Research will focus on adapting enzymes to improve the conversion of a range of biomass into high-performance fuels.

Codexis uses proprietary technology for directed evolution and strain development to rapidly generate novel biological catalysts. These catalysts fall into two categories: enzymes and fermentation strains.

The Codexis directed evolution platform (“MolecularBreeding”) uses DNA shuffling to generate a library of novel genes or genomes via recombination of selected starting or parental genes or genomes.

Codexis then screens the encoded library of novel enzymes or strains for those possessing desirable and improved properties and repeats the process until the resulting enzymes or strains meet or exceed the desired efficiency benchmark.

One custom biocatalyst created by Codexis was 4,000-fold more productive than the natural enzyme used in the manufacture of a key building block of atorvastatin, the active ingredient in the world’s largest selling drug to lower cholesterol.

Codexis recently won the US EPA (Environmental Protection Agency) Presidential Green Chemistry Challenge Award for that work. The company additionally has customers or strategic alliances that include Merck, Pfizer, Schering-Plough, and Teva, for work on other enzymes for pharmaceutical applications.

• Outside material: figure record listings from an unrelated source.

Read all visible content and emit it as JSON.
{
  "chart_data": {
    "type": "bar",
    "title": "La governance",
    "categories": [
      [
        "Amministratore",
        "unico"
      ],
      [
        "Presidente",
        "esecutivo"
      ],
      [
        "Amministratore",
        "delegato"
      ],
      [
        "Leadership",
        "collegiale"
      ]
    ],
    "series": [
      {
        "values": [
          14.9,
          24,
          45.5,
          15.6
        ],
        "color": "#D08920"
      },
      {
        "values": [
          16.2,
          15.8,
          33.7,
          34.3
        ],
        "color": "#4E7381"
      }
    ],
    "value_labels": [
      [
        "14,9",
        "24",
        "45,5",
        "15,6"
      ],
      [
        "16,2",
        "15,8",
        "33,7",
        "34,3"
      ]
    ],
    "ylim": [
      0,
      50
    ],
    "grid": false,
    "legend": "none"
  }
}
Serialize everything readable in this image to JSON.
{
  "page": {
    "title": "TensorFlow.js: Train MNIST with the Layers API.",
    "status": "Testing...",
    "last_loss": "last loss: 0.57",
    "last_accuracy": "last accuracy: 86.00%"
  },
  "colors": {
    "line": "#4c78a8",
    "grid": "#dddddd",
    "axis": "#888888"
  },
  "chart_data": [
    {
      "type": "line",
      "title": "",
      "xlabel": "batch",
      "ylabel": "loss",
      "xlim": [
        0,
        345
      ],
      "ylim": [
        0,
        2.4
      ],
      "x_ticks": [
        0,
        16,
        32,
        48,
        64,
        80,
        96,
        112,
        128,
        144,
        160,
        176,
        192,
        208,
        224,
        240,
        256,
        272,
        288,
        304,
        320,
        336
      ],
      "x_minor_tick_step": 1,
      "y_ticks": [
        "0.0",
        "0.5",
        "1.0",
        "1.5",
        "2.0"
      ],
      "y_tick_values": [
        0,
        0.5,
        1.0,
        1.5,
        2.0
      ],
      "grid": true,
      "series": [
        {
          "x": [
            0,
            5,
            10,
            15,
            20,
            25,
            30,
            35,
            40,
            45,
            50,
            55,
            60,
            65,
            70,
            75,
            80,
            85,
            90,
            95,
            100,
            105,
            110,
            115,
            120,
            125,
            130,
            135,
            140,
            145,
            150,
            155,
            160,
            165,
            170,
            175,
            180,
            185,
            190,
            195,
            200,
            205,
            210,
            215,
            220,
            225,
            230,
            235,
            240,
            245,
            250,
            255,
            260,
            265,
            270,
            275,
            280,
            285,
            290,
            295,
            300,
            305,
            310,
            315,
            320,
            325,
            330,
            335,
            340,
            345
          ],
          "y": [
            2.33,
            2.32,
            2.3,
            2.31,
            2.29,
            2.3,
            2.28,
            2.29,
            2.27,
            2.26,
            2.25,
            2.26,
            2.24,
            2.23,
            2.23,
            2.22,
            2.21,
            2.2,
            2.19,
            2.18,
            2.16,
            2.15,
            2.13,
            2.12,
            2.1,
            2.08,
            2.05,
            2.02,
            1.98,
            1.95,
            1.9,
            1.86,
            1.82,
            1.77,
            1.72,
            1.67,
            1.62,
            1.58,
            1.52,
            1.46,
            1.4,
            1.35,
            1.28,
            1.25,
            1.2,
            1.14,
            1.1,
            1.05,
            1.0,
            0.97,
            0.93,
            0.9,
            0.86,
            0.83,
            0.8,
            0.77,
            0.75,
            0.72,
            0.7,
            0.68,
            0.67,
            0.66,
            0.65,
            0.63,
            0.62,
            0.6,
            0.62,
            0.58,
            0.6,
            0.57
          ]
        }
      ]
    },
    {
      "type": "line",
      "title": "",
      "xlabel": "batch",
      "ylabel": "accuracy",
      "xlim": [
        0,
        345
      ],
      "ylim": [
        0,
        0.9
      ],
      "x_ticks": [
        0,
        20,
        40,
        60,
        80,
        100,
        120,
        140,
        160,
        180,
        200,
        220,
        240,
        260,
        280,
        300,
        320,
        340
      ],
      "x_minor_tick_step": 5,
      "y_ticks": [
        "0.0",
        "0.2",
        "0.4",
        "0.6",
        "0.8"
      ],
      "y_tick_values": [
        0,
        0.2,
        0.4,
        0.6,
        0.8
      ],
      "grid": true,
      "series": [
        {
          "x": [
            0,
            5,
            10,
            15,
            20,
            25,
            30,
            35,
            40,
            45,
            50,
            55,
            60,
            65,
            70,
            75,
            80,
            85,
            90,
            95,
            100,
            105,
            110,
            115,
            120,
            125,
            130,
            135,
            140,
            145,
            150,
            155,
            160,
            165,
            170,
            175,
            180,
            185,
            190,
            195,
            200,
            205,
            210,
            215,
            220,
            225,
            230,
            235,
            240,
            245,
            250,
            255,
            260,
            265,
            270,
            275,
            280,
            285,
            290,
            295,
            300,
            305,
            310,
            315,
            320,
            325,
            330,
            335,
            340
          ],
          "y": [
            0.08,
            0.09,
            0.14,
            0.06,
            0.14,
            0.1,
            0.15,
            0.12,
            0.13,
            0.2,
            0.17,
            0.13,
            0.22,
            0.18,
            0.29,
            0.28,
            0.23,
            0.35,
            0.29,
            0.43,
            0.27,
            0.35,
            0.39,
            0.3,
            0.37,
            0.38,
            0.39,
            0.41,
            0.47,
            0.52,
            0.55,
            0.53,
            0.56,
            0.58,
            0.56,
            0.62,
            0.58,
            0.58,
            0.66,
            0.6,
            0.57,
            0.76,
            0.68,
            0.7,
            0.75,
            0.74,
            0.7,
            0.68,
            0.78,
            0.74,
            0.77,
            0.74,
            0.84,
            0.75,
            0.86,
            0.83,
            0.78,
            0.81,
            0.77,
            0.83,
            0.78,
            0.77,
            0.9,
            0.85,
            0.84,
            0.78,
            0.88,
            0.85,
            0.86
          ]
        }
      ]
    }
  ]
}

The company has worked with Shell on biofuels since November 2006 and positive early results, including achievement of milestones ahead of schedule, led to this new agreement.

In 2005, Codexis and Cargill announced a major breakthrough in developing a novel microbial process to convert corn sugar to a specific chemical intermediate that could lead to the development of a new renewable chemical platform that could eventually replace some petroleum-based products. (Earlier post.)